Iori Fujiwara hat diesen Roman geschrieben, weil er Geld brauchte. Na gut, wer braucht das nicht. Aber in seinem Fall nahm seine Finanzknappheit lebensbedrohliche Ausmaße an. Denn er hatte Spielschulden bei den Yakuza, der japanischen Mafia, die ja bekanntlich nicht zimperlich ist, wenn es um das Eintreiben ihrer Forderungen geht.
Also hat er aus der Not heraus ein Buch geschrieben, in der Hoffnung, dass die Tantiemen für die Begleichung seiner Schulden ausreichend sind. Seine Rechnung ging auf. Denn innerhalb kürzester Zeit hat er mal eben 2 japanische Literaturpreise abgesahnt. Einer davon war mit 10 Mio Yen (irgendwas zwischen 75 und 80 TEUR) dotiert. Ob die Yakuza mit in der Jury saßen?
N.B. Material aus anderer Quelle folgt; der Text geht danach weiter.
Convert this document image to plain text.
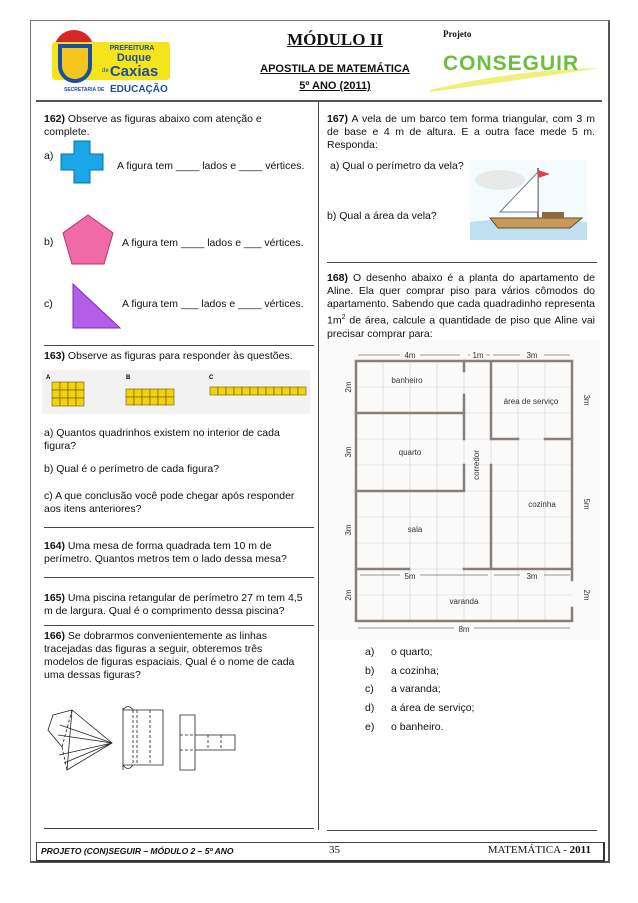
PREFEITURA
Duque
de Caxias
SECRETARIA DE EDUCAÇÃO
MÓDULO II
APOSTILA DE MATEMÁTICA
5º ANO (2011)
Projeto
CONSEGUIR
162) Observe as figuras abaixo com atenção e complete.
a)
A figura tem ____ lados e ____ vértices.
b)	A figura tem ____ lados e ___ vértices.
c)	A figura tem ___ lados e ____ vértices.
163) Observe as figuras para responder às questões.
A	B	C
a) Quantos quadrinhos existem no interior de cada figura?
b) Qual é o perímetro de cada figura?
c) A que conclusão você pode chegar após responder aos itens anteriores?
164) Uma mesa de forma quadrada tem 10 m de perímetro. Quantos metros tem o lado dessa mesa?
165) Uma piscina retangular de perímetro 27 m tem 4,5 m de largura. Qual é o comprimento dessa piscina?
166) Se dobrarmos convenientemente as linhas tracejadas das figuras a seguir, obteremos três modelos de figuras espaciais. Qual é o nome de cada uma dessas figuras?
167) A vela de um barco tem forma triangular, com 3 m de base e 4 m de altura. E a outra face mede 5 m. Responda:
a) Qual o perímetro da vela?
b) Qual a área da vela?
168) O desenho abaixo é a planta do apartamento de Aline. Ela quer comprar piso para vários cômodos do apartamento. Sabendo que cada quadradinho representa $1m^2$ de área, calcule a quantidade de piso que Aline vai precisar comprar para:
banheiro
área de serviço
quarto	corredor
cozinha
sala
varanda
4m	1m	3m
2m
3m
3m
2m
3m
5m
2m
5m	3m
8m
a) o quarto;
b) a cozinha;
c) a varanda;
d) a área de serviço;
e) o banheiro.
PROJETO (CON)SEGUIR – MÓDULO 2 – 5º ANO	35	MATEMÁTICA - 2011
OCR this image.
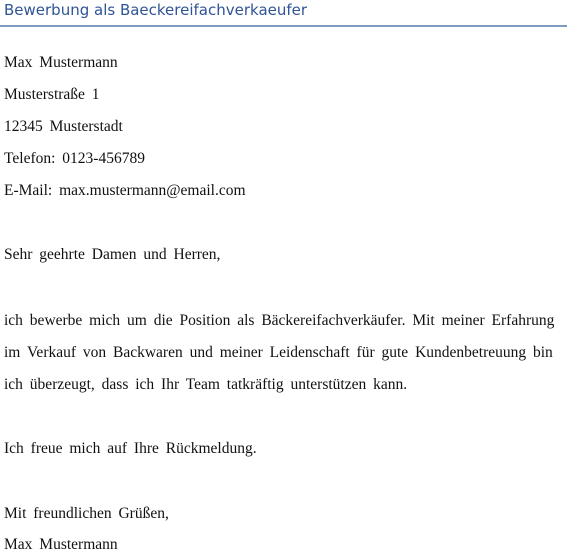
Bewerbung als Baeckereifachverkaeufer
Max Mustermann
Musterstraße 1
12345 Musterstadt
Telefon: 0123-456789
E-Mail: max.mustermann@email.com
Sehr geehrte Damen und Herren,
ich bewerbe mich um die Position als Bäckereifachverkäufer. Mit meiner Erfahrung
im Verkauf von Backwaren und meiner Leidenschaft für gute Kundenbetreuung bin
ich überzeugt, dass ich Ihr Team tatkräftig unterstützen kann.
Ich freue mich auf Ihre Rückmeldung.
Mit freundlichen Grüßen,
Max Mustermann
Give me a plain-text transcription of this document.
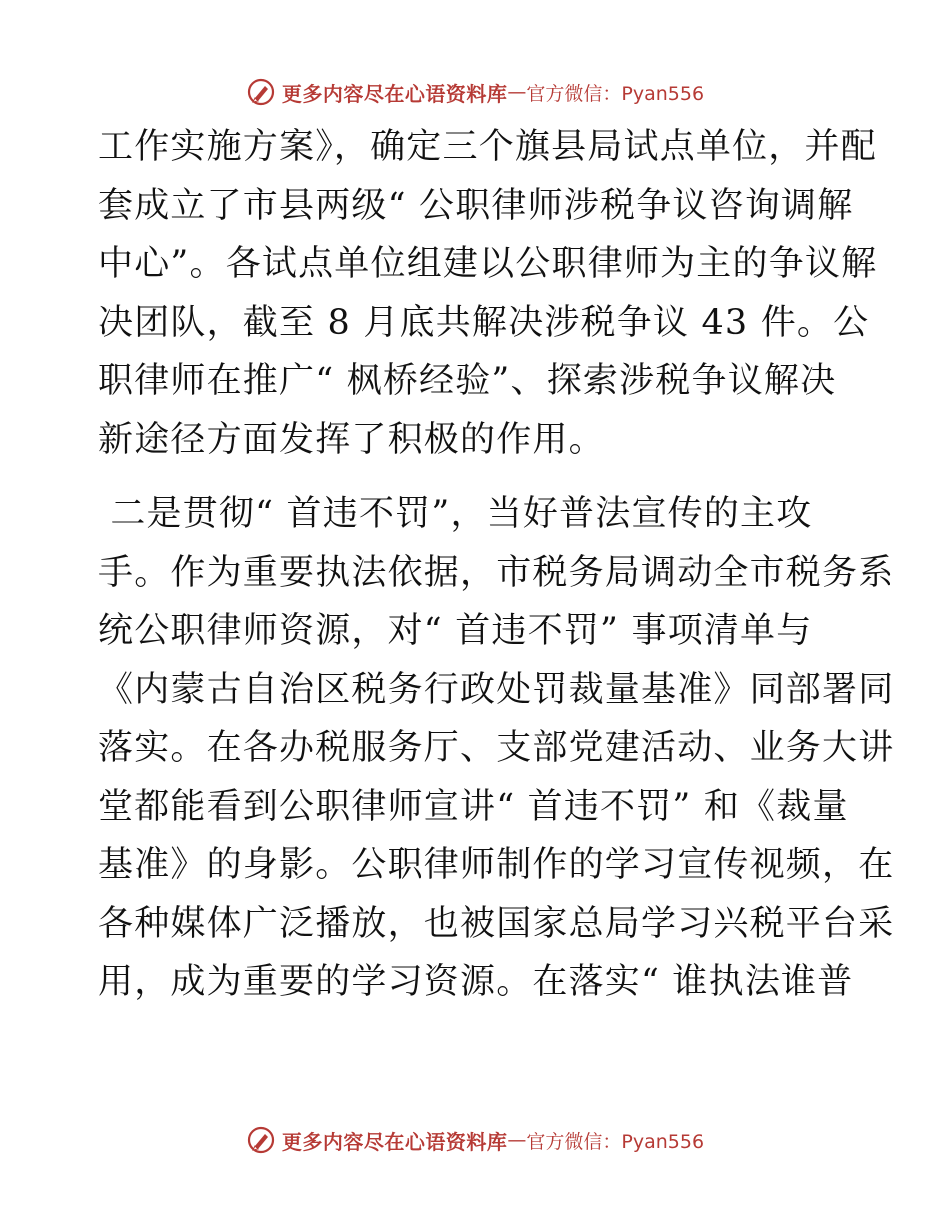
更多内容尽在心语资料库 — 官方微信：Pyan556
工作实施方案》，确定三个旗县局试点单位，并配
套成立了市县两级“ 公职律师涉税争议咨询调解
中心”。各试点单位组建以公职律师为主的争议解
决团队，截至 8 月底共解决涉税争议 43 件。公
职律师在推广“ 枫桥经验”、探索涉税争议解决
新途径方面发挥了积极的作用。
二是贯彻“ 首违不罚”，当好普法宣传的主攻
手。作为重要执法依据，市税务局调动全市税务系
统公职律师资源，对“ 首违不罚” 事项清单与
《内蒙古自治区税务行政处罚裁量基准》同部署同
落实。在各办税服务厅、支部党建活动、业务大讲
堂都能看到公职律师宣讲“ 首违不罚” 和《裁量
基准》的身影。公职律师制作的学习宣传视频，在
各种媒体广泛播放，也被国家总局学习兴税平台采
用，成为重要的学习资源。在落实“ 谁执法谁普
更多内容尽在心语资料库 — 官方微信：Pyan556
Zumindest hätten sie Geschmack bewiesen. Denn dieser Krimi ist ein Besonderer. Seine Entstehungsgeschichte ist eine Besondere und seine Machart ebenso. 

Von Anfang an fühlte ich mich an die legendären Philip Marlowe Geschichten von Raymond Chandler erinnert: Typ einsamer (und alkoholisierter) Wolf klärt ein Verbrechen auf.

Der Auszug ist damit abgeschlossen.